Physiotherapy Course at the State University of Pará; Belém, Brazil; Postgraduate in Human Movement Sciences at the Methodist University of Piracicaba; Piracicaba, Brazil.
Physiotherapy Course at the State University of Pará; Belém, Brazil.
J Stroke Cerebrovasc Dis. 2021 Jun;30(6):105774. doi: 10.1016/j.jstrokecerebrovasdis.2021.105774. Epub 2021 Apr 10.
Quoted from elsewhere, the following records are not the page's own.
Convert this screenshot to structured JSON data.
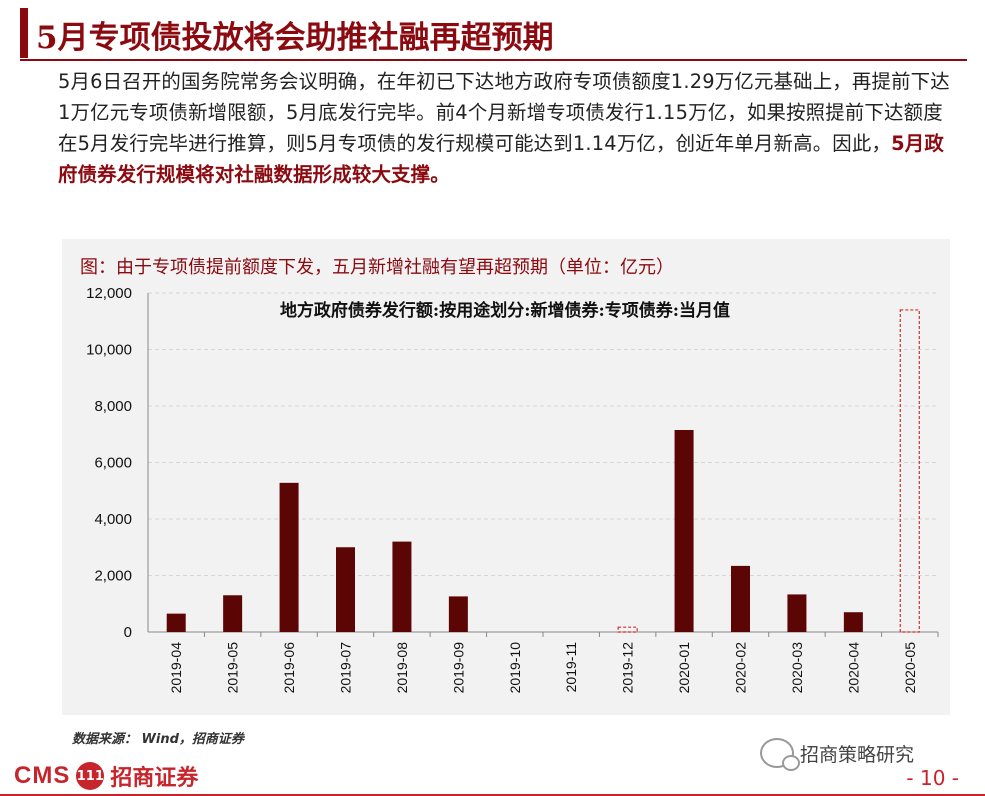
{
  "slide": {
    "title": "5月专项债投放将会助推社融再超预期",
    "paragraph_normal": "5月6日召开的国务院常务会议明确，在年初已下达地方政府专项债额度1.29万亿元基础上，再提前下达1万亿元专项债新增限额，5月底发行完毕。前4个月新增专项债发行1.15万亿，如果按照提前下达额度在5月发行完毕进行推算，则5月专项债的发行规模可能达到1.14万亿，创近年单月新高。因此，",
    "paragraph_emphasis": "5月政府债券发行规模将对社融数据形成较大支撑。",
    "page_number": "- 10 -"
  },
  "chart_caption": "图：由于专项债提前额度下发，五月新增社融有望再超预期（单位：亿元）",
  "source": "数据来源： Wind，招商证券",
  "footer": {
    "brand_en": "CMS",
    "brand_logo": "111",
    "brand_cn": "招商证券",
    "wechat_label": "招商策略研究"
  },
  "colors": {
    "bar": "#5c0505",
    "accent": "#8b0a10",
    "brand": "#c7252c",
    "forecast_dash": "#d0312d"
  },
  "chart_data": {
    "type": "bar",
    "title": "地方政府债券发行额:按用途划分:新增债券:专项债券:当月值",
    "categories": [
      "2019-04",
      "2019-05",
      "2019-06",
      "2019-07",
      "2019-08",
      "2019-09",
      "2019-10",
      "2019-11",
      "2019-12",
      "2020-01",
      "2020-02",
      "2020-03",
      "2020-04",
      "2020-05"
    ],
    "values": [
      650,
      1300,
      5280,
      3000,
      3200,
      1260,
      0,
      0,
      0,
      7150,
      2340,
      1330,
      700,
      0
    ],
    "projected": [
      0,
      0,
      0,
      0,
      0,
      0,
      0,
      0,
      170,
      0,
      0,
      0,
      0,
      11400
    ],
    "ylim": [
      0,
      12000
    ],
    "yticks": [
      0,
      2000,
      4000,
      6000,
      8000,
      10000,
      12000
    ],
    "ytick_labels": [
      "0",
      "2,000",
      "4,000",
      "6,000",
      "8,000",
      "10,000",
      "12,000"
    ],
    "grid": true
  }
}
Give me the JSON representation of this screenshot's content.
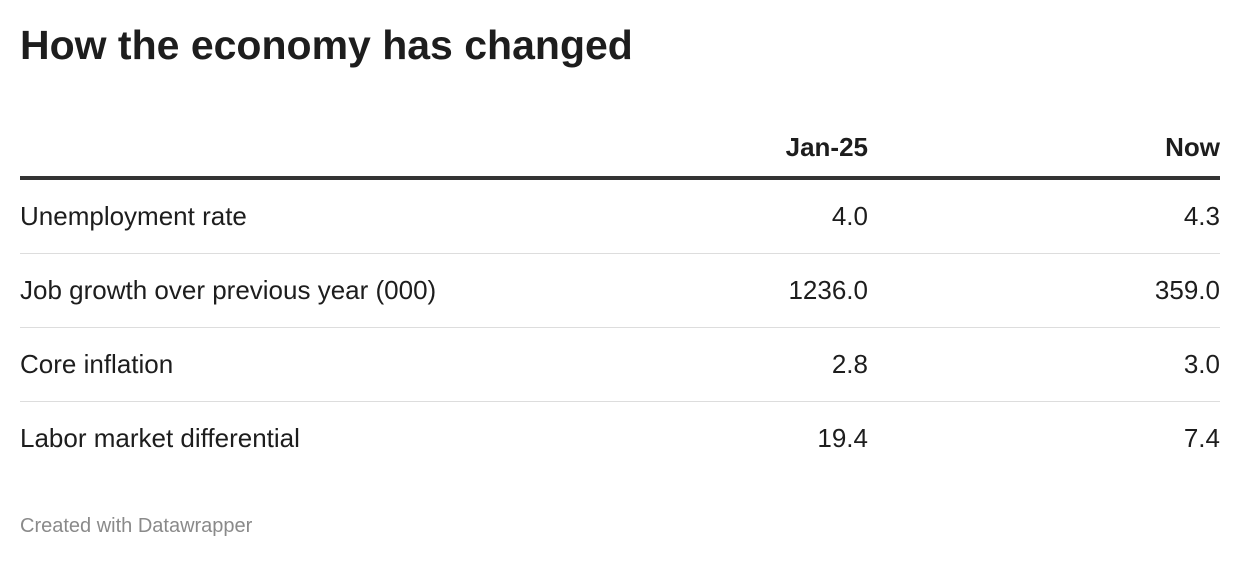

This blind randomized clinical trial evaluated the effect of CIMT on the functionality and quality of life (QOL) of chronic hemiparetics. Thirty volunteers were divided into two groups: Control (CG) and CIMT (CIMTG); evaluated before and after 12 and 24 intervention sessions. The scales used were: adapted Fugl-Meyer Motor Assessment (FMA), Modified Ashworth, Stroke Specific Quality Of Life (SS-QOL) and the Functional Reach Test (FRT). The scores for all FMA variables in the CIMTG increased until the 24th session, differing from the pre-treatment. In the CG, the scores increased for pain, coordination/ speed and sensitivity. In the FRT there was an increase in the scores in both groups; after the 12th and 24th sessions, the result of the CIMTG was superior to the CG. For the SS-QOL in the CIMTG, the general score and most of the variables increased, as well as in the CG. Muscle tone in CIMTG was lower compared to CG after 24 sessions. Both protocols used in the study were effective, the CIMT protocol showed benefits in recovering the functionality of the paretic upper limb, in the functional range and in reducing muscle tone, with a consequent improvement in quality of life.
这项盲法随机临床试验评估了 CIMT 对慢性偏瘫患者功能和生活质量 (QOL) 的影响。30 名志愿者被分为两组:对照组 (CG) 和 CIMT 组 (CIMTG);在 12 次和 24 次干预后进行评估。使用的量表包括:改良 Fugl-Meyer 运动评估 (FMA)、改良 Ashworth、中风特定生活质量 (SS-QOL) 和功能性伸手测试 (FRT)。CIMTG 的所有 FMA 变量的分数在第 24 次治疗后均增加,与治疗前不同。在 CG 中,疼痛、协调性/速度和敏感性的评分增加。在 FRT 中,两组的评分均增加;在第 12 次和第 24 次治疗后,CIMTG 的结果优于 CG。在 CIMTG 的 SS-QOL 中,一般评分和大多数变量都增加了,CG 也是如此。CIMTG 的肌肉张力在 24 次治疗后低于 CG。研究中使用的两种方案均有效,CIMT 方案在恢复偏瘫上肢的功能、功能范围和降低肌肉张力方面具有优势,从而提高了生活质量。